Baumaßnahmen auf der Linie U5, aus BVG

08.05.2026

https://www.bvg.de/de/unternehmen/herzensprojekte/u5-projekte

Die U5 – Rückgrat im Berliner Osten

Seit dem Lückenschluss zwischen Alexanderplatz und Brandenburger Tor ist die U5 – nach der U7 – die zweitlängste U-Bahnlinie Berlins. Auf einer Strecke von 22 Kilometern verbindet sie 26 Bahnhöfe – von Hönow im Osten bis zum Hauptbahnhof im Zentrum. Mit einer Fahrzeit von 41 Minuten pro Richtung und bis zu 15 Zügen gleichzeitig im Einsatz während der Hauptverkehrszeit, ist die U5 ein unverzichtbarer Bestandteil des Berliner Nahverkehrs.
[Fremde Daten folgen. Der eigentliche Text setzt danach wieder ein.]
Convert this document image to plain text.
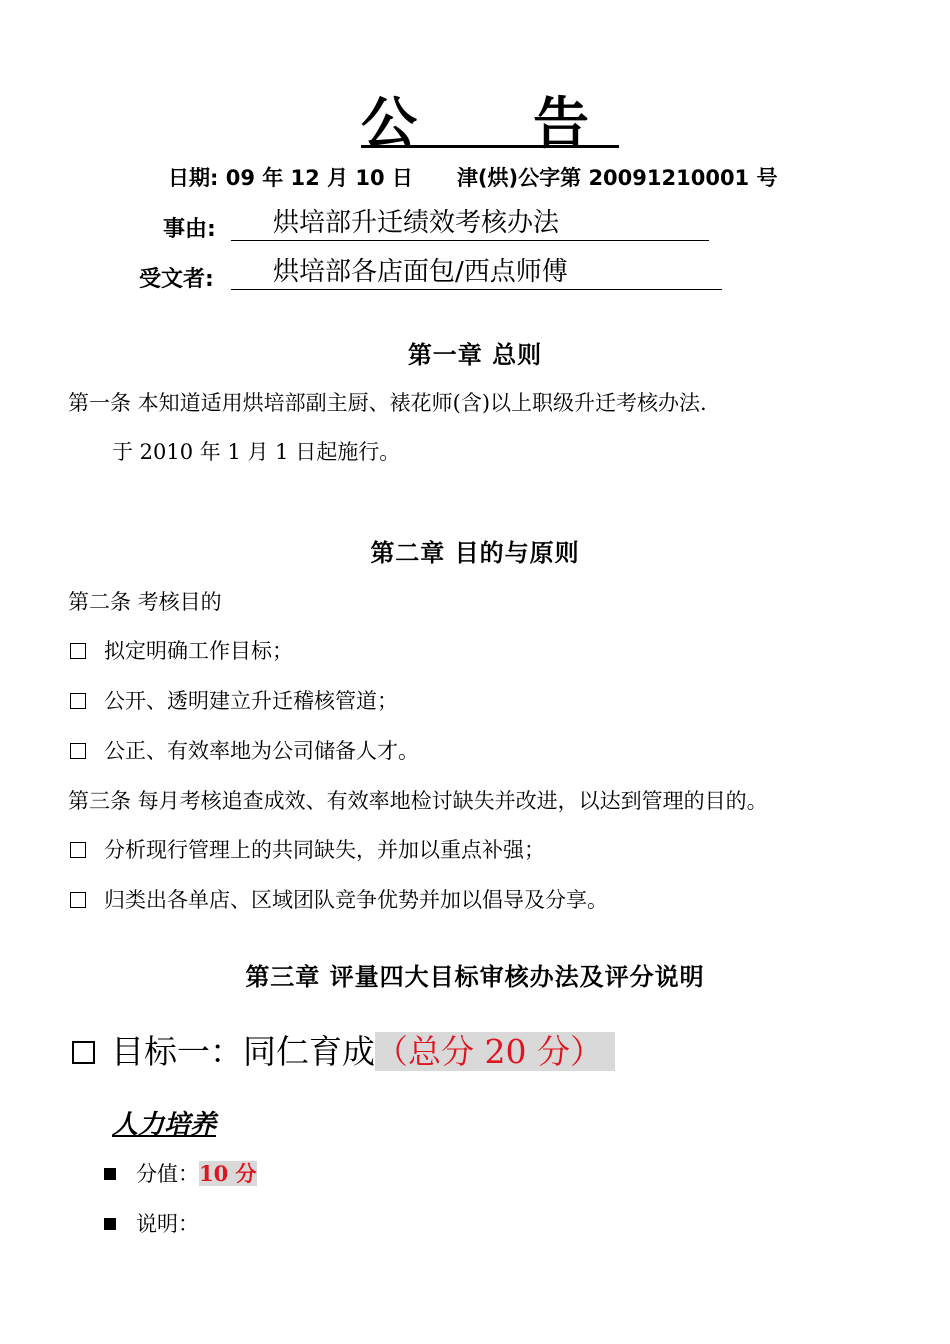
公　告
日期: 09 年 12 月 10 日 津(烘)公字第 20091210001 号
事由:	烘培部升迁绩效考核办法
受文者:	烘培部各店面包/西点师傅
第一章 总则
第一条 本知道适用烘培部副主厨、裱花师(含)以上职级升迁考核办法.
于 2010 年 1 月 1 日起施行。
第二章 目的与原则
第二条 考核目的
拟定明确工作目标；
公开、透明建立升迁稽核管道；
公正、有效率地为公司储备人才。
第三条 每月考核追查成效、有效率地检讨缺失并改进，以达到管理的目的。
分析现行管理上的共同缺失，并加以重点补强；
归类出各单店、区域团队竞争优势并加以倡导及分享。
第三章 评量四大目标审核办法及评分说明
目标一：同仁育成（总分 20 分）
人力培养
分值：10 分
说明：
Besonders bemerkenswert: Die U5 verfügt über den längsten oberirdischen Streckenabschnitt im gesamten Berliner U-Bahn-Netz. Täglich nutzen rund 267.000 Fahrgäste diese Linie – ein deutliches Zeichen für ihre Bedeutung und Beliebtheit.

Damit die #U5 auch in Zukunft #leistungsfähig, stabil und vor allem sicher bleibt, #investieren wir kontinuierlich in ihre #Infrastruktur. Wir bauen auf die U5 – und deshalb bauen wir an der U5.

Warum wird auf der U5 so viel gebaut?

Die U5 ist eine der wichtigsten Ost-West-Verbindungen im Berliner U-Bahn-Netz – und sie ist in die Jahre gekommen. Der älteste Abschnitt zwischen Alexanderplatz und Friedrichsfelde wurde bereits 1930 eröffnet und ist heute rund 95 Jahre alt. Auch der östliche #Streckenast zwischen Biesdorf-Süd und Hönow ist mit rund 40 Jahren nicht mehr neu – und wurde zu DDR-Zeiten unter großem Zeitdruck errichtet. Dabei wurden nicht alle Bauarbeiten aus heutiger Sicht fachgerecht ausgeführt, was die #Nutzungsdauer der Anlagen verkürzt.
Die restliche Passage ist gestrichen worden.